I am delighted to hear that. This is where it gets tricky for us as a Parliament. We generally agree that this is not the right thing to do and I believe that the Opposition agree with that in terms of subsidiarity, although they have expressed their view about the question of the merits. The problem is that the number of reasoned opinions on this proposal will fall far short of the minimum required to oblige the Commission to reconsider. However, in the opinion of the Committee, that does not mean that a reasoned opinion of the House of Commons is without meaning or consequence.

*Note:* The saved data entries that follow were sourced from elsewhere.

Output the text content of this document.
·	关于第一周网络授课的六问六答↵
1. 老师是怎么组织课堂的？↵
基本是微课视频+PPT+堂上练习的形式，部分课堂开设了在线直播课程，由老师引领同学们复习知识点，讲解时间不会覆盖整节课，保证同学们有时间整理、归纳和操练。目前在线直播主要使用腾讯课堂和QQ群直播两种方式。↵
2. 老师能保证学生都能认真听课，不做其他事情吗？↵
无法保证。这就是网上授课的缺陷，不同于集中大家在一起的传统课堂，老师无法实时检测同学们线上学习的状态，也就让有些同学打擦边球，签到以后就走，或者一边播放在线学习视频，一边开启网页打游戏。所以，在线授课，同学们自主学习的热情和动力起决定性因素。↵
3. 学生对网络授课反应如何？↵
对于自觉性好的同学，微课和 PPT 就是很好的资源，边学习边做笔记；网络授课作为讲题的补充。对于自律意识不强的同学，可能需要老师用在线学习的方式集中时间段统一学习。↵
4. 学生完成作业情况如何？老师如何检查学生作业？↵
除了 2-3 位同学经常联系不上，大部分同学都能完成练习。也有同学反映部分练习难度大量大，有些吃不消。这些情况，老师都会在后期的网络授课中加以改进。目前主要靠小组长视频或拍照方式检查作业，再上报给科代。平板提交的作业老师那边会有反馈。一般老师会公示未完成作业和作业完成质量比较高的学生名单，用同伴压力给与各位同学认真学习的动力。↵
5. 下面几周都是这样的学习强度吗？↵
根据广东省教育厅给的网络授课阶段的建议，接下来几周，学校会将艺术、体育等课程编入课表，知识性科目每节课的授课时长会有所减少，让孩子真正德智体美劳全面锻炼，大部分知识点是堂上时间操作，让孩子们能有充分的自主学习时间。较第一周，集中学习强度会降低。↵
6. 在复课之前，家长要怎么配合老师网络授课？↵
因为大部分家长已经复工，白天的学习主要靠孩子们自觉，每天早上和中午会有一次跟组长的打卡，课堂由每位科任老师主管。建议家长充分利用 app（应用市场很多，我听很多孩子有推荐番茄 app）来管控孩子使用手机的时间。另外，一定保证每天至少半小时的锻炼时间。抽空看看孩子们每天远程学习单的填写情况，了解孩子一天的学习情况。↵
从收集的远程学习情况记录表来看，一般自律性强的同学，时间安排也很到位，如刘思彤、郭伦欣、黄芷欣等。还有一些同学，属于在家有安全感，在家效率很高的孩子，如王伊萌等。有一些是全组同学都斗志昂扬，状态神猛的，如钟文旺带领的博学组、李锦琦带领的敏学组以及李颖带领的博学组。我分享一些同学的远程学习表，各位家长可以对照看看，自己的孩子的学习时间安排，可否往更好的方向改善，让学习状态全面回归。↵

Finally, will the Minister tell us whether—and, if so, to what extent—the Government plan to make use of the reasoned opinion in the Council negotiations on this proposal. As I said to the Prime Minister on another subject, it is difficult—he is between a rock and hard place. There are dilemmas, but we as a Committee have a job to do, which is to point out where the subsidiarity has been breached and to present a reasoned opinion. What really troubles me is that we do our job and look to other member states that are constantly berating us for our so-called “attitude” towards the European Union. However, when there is an absolutely clear-cut breach of the rules that they have set themselves, they turn round and say, “Well, we listened to what you said. We are not going to enter into an argument with you about whether you are right on your reasoned opinion”—they cannot; there is no way that could possibly be justified—and then they say, “But we are still going to vote for it.” That is the way to destroy the European Union, and they are doing a pretty good job.